As a Christian and a pastor, I feel as though the church should be at the forefront of this argument, arguing the moral imperative. And yet, where are we? When was the last time we spoke with conviction and passion and power to the very nature of our system? When was the last time we engaged in collective witness to address that system? Sure, there are pockets of the church doing what they can and I deeply appreciate their efforts. There are men and women of faith who have dedicated their very lives to changing the system – and yet, is the larger church aware of what they do and why? Does the church universal make the connections between our faith and our economics, our justice system, the way in which we care for the least? What do we spend our time on in the church? It seems to me that we spend a disproportionate amount of time arguing about stationary, and whether to sing the old hymns or the older hymns; we gossip about who is sleeping with whom, we worry that the American flag is not presented prominently in the sanctuary…we worry about the buildings in which we worship and in making sure we keep things the way they’ve always been. We worry about the drapes while the city around us burns down. We are a miserable failure as far as The Good News goes. Some individual congregations do better than others and certainly some individuals get it but as a force in the world, we serve more as a distraction than a leader.
Part of my melancholy has to do with my own rle in that domestication of the church of Jesus Christ. I spend 90% of my time working on bulletins, sermons, hospital calls, newsletter articles and other “internal” forms of communication. I spend less than 10% of my time out in the world and less than 1% of my time doing anything to tackle the real sources of evil and suffering in the world. Most of my time is concentrated on convincing people to come to my church and become insiders. When do we actually focus on the things for which Christ came and died? You know, dismantling the structures that hold us in thrall, waging war on the power of sin, tearing down the domination system and rooting out the inequalities and injustices that separate us from God? Or does that fit in our job descriptions, as pastors?
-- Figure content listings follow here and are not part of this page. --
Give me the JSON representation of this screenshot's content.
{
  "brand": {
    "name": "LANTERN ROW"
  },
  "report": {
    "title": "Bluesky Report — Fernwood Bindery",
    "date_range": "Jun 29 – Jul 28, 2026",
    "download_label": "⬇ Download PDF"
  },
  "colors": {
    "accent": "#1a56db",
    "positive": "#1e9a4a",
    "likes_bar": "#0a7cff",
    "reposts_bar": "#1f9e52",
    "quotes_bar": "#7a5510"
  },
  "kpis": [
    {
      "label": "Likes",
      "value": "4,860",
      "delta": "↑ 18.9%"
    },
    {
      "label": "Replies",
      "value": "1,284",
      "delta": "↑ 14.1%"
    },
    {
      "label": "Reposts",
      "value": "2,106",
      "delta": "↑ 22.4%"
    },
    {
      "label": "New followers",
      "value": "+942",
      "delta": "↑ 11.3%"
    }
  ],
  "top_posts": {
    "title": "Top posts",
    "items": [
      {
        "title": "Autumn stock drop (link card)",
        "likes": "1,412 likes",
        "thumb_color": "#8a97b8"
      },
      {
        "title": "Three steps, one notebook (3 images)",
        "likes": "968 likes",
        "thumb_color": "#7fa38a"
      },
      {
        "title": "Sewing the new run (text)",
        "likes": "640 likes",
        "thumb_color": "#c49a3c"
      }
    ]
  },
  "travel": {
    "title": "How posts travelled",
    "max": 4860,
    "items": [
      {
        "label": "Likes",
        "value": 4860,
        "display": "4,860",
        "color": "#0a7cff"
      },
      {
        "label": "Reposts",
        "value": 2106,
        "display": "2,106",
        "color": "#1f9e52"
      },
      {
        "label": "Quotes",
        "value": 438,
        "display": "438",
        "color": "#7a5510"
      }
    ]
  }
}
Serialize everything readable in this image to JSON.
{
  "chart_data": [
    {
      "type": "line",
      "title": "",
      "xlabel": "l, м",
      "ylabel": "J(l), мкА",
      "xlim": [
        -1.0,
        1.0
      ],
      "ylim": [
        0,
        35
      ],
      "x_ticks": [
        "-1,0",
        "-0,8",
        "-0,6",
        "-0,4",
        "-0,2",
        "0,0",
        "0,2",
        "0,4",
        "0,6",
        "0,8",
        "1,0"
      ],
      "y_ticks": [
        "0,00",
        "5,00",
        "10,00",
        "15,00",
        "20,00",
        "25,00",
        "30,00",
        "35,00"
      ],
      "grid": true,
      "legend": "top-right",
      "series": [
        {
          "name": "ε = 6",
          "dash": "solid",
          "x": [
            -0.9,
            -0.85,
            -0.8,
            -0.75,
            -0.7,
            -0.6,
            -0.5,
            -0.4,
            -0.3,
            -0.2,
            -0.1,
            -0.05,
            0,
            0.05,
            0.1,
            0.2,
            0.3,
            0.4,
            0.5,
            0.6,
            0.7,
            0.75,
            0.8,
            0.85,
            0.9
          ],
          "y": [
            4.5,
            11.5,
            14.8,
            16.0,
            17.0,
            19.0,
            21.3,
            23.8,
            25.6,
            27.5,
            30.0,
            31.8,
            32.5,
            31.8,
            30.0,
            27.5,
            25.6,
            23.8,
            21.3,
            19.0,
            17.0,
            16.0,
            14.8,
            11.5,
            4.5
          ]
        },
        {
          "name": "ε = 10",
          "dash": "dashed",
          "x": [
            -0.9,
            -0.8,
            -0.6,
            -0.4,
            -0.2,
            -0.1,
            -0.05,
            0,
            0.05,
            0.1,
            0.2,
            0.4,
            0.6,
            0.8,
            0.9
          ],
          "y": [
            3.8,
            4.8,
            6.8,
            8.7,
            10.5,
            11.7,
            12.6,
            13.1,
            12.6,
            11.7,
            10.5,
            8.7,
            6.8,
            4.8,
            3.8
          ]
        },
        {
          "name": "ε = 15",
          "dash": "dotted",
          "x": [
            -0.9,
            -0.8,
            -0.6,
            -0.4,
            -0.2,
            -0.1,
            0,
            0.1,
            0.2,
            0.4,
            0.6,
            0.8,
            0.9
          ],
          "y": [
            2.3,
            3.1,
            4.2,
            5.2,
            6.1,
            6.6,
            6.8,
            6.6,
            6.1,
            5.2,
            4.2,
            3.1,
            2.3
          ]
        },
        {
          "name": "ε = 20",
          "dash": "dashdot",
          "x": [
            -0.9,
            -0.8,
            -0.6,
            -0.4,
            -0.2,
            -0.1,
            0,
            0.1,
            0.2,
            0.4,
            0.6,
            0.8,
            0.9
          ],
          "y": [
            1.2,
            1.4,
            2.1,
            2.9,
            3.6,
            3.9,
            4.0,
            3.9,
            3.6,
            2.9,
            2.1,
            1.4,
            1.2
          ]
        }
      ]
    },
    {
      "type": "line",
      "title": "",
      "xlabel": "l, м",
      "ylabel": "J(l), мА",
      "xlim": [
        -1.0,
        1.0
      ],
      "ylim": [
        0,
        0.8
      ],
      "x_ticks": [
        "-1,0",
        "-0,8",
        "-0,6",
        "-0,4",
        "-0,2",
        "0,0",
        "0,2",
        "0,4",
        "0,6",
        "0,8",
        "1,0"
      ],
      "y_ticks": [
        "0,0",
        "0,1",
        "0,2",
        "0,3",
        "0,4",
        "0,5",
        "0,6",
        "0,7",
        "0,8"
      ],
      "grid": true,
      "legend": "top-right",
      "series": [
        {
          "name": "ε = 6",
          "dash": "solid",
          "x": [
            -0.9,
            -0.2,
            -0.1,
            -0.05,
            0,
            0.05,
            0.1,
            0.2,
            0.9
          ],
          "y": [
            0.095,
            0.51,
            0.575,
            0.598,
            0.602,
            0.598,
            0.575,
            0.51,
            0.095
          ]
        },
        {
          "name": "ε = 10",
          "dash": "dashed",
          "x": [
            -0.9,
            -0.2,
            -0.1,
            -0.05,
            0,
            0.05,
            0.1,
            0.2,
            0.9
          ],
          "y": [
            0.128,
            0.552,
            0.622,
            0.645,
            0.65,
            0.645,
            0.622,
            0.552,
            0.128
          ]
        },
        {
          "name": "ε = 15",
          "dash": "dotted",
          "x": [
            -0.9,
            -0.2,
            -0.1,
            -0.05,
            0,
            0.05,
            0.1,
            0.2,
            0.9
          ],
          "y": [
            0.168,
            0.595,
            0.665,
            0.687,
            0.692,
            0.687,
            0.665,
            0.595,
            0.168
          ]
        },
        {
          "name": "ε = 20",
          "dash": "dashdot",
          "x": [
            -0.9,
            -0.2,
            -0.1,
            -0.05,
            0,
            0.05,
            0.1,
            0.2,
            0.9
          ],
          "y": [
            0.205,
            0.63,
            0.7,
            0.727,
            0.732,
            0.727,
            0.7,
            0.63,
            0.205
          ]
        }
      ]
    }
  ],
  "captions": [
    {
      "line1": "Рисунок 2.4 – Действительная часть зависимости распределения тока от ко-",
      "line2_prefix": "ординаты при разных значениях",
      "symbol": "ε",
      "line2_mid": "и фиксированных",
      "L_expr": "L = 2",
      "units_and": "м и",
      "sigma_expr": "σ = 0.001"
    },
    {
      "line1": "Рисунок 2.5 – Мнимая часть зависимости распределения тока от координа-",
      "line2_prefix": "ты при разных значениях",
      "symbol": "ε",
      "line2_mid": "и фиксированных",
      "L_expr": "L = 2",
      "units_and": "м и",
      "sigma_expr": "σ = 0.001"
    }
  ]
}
I think this melancholy has been with me for a long time, gnawing at the edges of my work at the church. It’s not that I don’t love everything there is to being a pastor. To be sure, I’m excited about the progress we’ve made and I’m excited about the work we are doing to make our church a more hospitable place. It’s just that I’ve also been painfully aware that at some point, we need to transition from the dressings of the faith to the heart of the matter and I’m feeling more and more these days that we live in a country in which people have no desire to go deeper in their faith lives, in their partisan political lives or even in the way in which they know their neighbors. I find myself loving my congregation, my friends, my families…the individuals in my life, even as I find myself hating this venture we call America. I hate it for its potential un-tapped, I hate it for the ways in which it grinds up its children and rewards the wicked, I hate it for the way in which it co-ops the loyal dissenters and lures me into complacency and comfort. I hate it in the way that only someone in love with another can hate that other. And the fact that so few people get that tension just makes it worse.
What to do with this spirit of dissatisfaction? That is the question I go to bed with tonight.